From mboxrd@z Thu Jan  1 00:00:00 1970
From: Tejun Heo <tj-DgEjT+Ai2ygdnm+yROfE0A@public.gmane.org>
Subject: Re: [PATCH 7/8] cgroup: mount cgroupns-root when inside non-init
 cgroupns
Date: Tue, 24 Nov 2015 12:16:10 -0500
Message-ID: <20151124171610.GS17033@mtj.duckdns.org>
References: <1447703505-29672-1-git-send-email-serge@hallyn.com>
 <1447703505-29672-8-git-send-email-serge@hallyn.com>
Mime-Version: 1.0
Content-Type: text/plain; charset=us-ascii
Return-path: <cgroups-owner-u79uwXL29TY76Z2rM5mHXA@public.gmane.org>
Content-Disposition: inline
In-Reply-To: <1447703505-29672-8-git-send-email-serge-A9i7LUbDfNHQT0dZR+AlfA@public.gmane.org>
Sender: cgroups-owner-u79uwXL29TY76Z2rM5mHXA@public.gmane.org
To: serge-A9i7LUbDfNHQT0dZR+AlfA@public.gmane.org
Cc: linux-kernel-u79uwXL29TY76Z2rM5mHXA@public.gmane.org, adityakali-hpIqsD4AKlfQT0dZR+AlfA@public.gmane.org, linux-api-u79uwXL29TY76Z2rM5mHXA@public.gmane.org, containers-cunTk1MwBs9QetFLy7KEm3xJsTq8ys+cHZ5vskTnxNA@public.gmane.org, cgroups-u79uwXL29TY76Z2rM5mHXA@public.gmane.org, lxc-devel-cunTk1MwBs9qMoObBWhMNEqPaTDuhLve2LY78lusg7I@public.gmane.org, akpm-de/tnXTf+JLsfHDXvbKv3WD2FQJk+8+b@public.gmane.org, ebiederm-aS9lmoZGLiVWk0Htik3J/w@public.gmane.org
List-Id: linux-api@vger.kernel.org

Hello,

On Mon, Nov 16, 2015 at 01:51:44PM -0600, serge-A9i7LUbDfNHQT0dZR+AlfA@public.gmane.org wrote:
> +struct dentry *kernfs_obtain_root(struct super_block *sb,
> +				  struct kernfs_node *kn)
> +{
> +	struct dentry *dentry;
> +	struct inode *inode;
> +
> +	BUG_ON(sb->s_op != &kernfs_sops);
> +
> +	/* inode for the given kernfs_node should already exist. */
> +	inode = ilookup(sb, kn->ino);
> +	if (!inode) {
> +		pr_debug("kernfs: could not get inode for '");
> +		pr_cont_kernfs_path(kn);
> +		pr_cont("'.\n");
> +		return ERR_PTR(-EINVAL);
> +	}

Hmmm... but inode might not have been instantiated yet.  Why not use
kernfs_get_inode()?

> +	/* instantiate and link root dentry */
> +	dentry = d_obtain_root(inode);
> +	if (!dentry) {
> +		pr_debug("kernfs: could not get dentry for '");
> +		pr_cont_kernfs_path(kn);
> +		pr_cont("'.\n");
> +		return ERR_PTR(-ENOMEM);
> +	}
> +
> +	/* If this is a new dentry, set it up.

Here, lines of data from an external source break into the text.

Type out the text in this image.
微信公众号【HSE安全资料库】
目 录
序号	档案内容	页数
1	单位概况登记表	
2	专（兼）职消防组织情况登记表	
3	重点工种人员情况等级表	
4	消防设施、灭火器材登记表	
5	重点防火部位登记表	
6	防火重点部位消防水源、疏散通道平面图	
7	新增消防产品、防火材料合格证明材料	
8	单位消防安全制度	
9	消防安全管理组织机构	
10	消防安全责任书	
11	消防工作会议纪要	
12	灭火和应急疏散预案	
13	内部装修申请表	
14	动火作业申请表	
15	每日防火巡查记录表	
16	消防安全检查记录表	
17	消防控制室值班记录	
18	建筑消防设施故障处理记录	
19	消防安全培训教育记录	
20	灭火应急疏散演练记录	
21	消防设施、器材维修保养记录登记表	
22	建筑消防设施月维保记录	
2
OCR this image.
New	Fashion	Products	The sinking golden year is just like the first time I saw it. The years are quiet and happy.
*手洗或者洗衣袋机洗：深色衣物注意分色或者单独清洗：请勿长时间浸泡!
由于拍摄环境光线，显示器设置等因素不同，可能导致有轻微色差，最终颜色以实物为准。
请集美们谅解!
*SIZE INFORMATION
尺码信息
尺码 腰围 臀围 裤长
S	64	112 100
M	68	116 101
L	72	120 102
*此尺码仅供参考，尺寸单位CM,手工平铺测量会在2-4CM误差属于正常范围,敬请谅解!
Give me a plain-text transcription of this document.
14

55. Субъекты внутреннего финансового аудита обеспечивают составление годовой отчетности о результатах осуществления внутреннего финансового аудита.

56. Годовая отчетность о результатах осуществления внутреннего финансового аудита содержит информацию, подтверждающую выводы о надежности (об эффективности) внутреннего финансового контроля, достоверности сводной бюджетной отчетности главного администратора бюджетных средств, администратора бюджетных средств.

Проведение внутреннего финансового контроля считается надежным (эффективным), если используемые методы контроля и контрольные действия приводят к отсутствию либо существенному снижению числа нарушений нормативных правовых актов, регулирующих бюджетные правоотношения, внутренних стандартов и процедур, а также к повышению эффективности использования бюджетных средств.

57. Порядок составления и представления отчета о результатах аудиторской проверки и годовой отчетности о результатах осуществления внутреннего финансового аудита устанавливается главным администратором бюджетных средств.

We need kernfs_mutex because this
> +	 * may be called by callers other than kernfs_fill_super. */

Formatting.

> +	mutex_lock(&kernfs_mutex);
> +	if (!dentry->d_fsdata) {
> +		kernfs_get(kn);
> +		dentry->d_fsdata = kn;
> +	} else {
> +		WARN_ON(dentry->d_fsdata != kn);
> +	}
> +	mutex_unlock(&kernfs_mutex);
> +
> +	return dentry;
> +}

Wouldn't it be simpler to walk dentry from kernfs root than
duplicating dentry instantiation?

> diff --git a/kernel/cgroup.c b/kernel/cgroup.c
> index 1d696de..0a3e893 100644
> --- a/kernel/cgroup.c
> +++ b/kernel/cgroup.c
> @@ -2112,11 +2120,31 @@ out_free:
>  	kfree(opts.release_agent);
>  	kfree(opts.name);
>  
> -	if (ret)
> +	if (ret) {
> +		put_cgroup_ns(ns);
>  		return ERR_PTR(ret);
> +	}
>  
>  	dentry = kernfs_mount(fs_type, flags, root->kf_root,
>  				CGROUP_SUPER_MAGIC, &new_sb);
> +
> +	if (!IS_ERR(dentry)) {
> +		/* In non-init cgroup namespace, instead of root cgroup's
> +		 * dentry, we return the dentry corresponding to the
> +		 * cgroupns->root_cgrp.
> +		 */

Formatting.

> +		if (ns != &init_cgroup_ns) {
> +			struct dentry *nsdentry;
> +			struct cgroup *cgrp;
> +
> +			cgrp = cset_cgroup_from_root(ns->root_cgrps, root);
> +			nsdentry = kernfs_obtain_root(dentry->d_sb,
> +				cgrp->kn);
> +			dput(dentry);
> +			dentry = nsdentry;
> +		}
> +	}

So, this would effectively allow namespace mounts to claim controllers
which aren't configured otherwise which doesn't seem like a good idea.
I think the right thing to do for namespace mounts is to always
require an existing superblock.

Thanks.

-- 
tejun